To answer these questions this essay concentrated on two of Camus' major works—The Myth of Sisyphus and The Rebel. In doing so, no attempt was made to develop a concise system of political thought. Instead, emphasis was placed on developing an exposition of Camus' main thought and of his major arguments. In this sense, this essay seeks to present the thought of one man who was intimately involved in the social and political events that dominated Europe for a span of some thirty five to forty years. And, one step further, this essay seeks to present his response to the despair and anguish that followed in the wake of the two world wars.

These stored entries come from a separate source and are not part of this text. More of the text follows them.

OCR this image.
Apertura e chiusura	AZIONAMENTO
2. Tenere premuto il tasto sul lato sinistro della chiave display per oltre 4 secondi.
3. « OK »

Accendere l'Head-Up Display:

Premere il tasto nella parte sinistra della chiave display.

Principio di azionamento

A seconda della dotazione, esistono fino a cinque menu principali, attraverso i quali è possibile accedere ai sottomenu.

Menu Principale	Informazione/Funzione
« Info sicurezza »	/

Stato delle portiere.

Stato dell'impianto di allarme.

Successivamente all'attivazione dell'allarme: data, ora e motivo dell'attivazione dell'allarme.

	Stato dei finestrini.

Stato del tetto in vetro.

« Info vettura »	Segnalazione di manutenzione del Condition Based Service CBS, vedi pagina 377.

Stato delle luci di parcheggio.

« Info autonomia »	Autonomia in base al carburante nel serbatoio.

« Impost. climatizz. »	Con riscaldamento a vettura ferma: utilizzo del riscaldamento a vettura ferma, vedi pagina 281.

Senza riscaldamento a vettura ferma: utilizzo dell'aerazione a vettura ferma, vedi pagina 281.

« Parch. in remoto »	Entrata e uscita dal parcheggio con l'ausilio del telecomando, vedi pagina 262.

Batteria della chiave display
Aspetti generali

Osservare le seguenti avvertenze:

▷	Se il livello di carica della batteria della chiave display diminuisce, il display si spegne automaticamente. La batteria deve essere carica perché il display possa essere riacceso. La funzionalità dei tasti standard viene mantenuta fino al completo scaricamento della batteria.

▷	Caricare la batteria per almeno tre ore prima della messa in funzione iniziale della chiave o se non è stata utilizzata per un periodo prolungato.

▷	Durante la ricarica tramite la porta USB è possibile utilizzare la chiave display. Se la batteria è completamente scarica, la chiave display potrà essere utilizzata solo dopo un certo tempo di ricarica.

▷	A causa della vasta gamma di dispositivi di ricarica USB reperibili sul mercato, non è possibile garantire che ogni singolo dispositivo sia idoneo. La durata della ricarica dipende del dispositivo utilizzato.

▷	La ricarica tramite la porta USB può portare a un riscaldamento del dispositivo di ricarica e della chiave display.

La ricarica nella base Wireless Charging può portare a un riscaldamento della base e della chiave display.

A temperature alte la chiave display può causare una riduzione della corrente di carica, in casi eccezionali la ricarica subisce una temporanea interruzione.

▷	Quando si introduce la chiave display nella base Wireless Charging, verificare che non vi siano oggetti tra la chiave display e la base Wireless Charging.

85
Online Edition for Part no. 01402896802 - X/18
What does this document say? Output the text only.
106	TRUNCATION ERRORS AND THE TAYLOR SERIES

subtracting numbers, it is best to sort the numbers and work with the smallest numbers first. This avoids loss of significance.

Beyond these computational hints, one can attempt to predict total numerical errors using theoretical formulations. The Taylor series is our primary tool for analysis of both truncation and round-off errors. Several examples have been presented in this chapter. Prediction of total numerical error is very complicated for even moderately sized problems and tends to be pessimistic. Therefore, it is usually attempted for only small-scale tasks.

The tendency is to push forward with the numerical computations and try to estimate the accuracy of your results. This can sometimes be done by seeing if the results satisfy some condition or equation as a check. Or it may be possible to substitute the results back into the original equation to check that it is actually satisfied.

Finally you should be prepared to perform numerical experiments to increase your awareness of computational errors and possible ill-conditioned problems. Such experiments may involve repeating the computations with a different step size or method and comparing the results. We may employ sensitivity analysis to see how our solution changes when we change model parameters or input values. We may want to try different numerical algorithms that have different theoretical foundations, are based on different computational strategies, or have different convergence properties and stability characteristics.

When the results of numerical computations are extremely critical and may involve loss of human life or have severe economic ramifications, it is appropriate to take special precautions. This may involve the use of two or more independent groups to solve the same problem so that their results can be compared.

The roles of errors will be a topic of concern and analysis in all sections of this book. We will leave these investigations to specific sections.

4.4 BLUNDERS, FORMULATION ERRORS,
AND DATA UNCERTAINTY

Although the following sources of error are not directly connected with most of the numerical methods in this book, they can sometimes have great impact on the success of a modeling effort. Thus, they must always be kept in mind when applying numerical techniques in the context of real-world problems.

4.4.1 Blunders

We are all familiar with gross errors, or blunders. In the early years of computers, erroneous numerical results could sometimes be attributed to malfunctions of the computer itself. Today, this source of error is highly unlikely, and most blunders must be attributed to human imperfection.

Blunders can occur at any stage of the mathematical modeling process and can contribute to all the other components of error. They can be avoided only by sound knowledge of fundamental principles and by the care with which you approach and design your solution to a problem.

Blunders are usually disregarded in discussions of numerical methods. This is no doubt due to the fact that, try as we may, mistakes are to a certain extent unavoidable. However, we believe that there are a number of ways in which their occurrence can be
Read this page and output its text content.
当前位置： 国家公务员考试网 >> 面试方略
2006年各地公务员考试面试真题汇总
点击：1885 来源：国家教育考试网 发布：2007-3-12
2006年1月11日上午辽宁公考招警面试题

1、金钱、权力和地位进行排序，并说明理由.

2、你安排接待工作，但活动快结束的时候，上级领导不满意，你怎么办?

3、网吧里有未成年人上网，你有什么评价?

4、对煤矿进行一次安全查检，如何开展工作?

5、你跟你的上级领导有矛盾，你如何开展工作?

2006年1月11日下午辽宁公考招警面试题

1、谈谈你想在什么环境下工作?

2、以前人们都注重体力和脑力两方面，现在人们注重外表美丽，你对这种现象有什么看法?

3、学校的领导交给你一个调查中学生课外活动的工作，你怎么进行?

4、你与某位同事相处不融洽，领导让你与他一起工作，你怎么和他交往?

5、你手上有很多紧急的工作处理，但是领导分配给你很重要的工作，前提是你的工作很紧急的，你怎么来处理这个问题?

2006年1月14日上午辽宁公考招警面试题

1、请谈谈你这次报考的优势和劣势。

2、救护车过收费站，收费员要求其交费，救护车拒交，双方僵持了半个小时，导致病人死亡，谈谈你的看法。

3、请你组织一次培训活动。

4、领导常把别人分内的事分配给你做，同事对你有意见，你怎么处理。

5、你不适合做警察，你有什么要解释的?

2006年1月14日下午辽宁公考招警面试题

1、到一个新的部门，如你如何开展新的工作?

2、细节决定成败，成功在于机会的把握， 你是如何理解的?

Since the overall thrust of this essay was directed at developing normative answers to questions, the extent to which they can or ought to be applied is itself a normative question. In this sense, this essay came to no scientifically supportable conclusions. Nevertheless, the conclusions this essay does reach show clearly that the thought of Camus is one we ought not to overlook if we are to gain a better understanding of how men have acted and perhaps how they ought to act.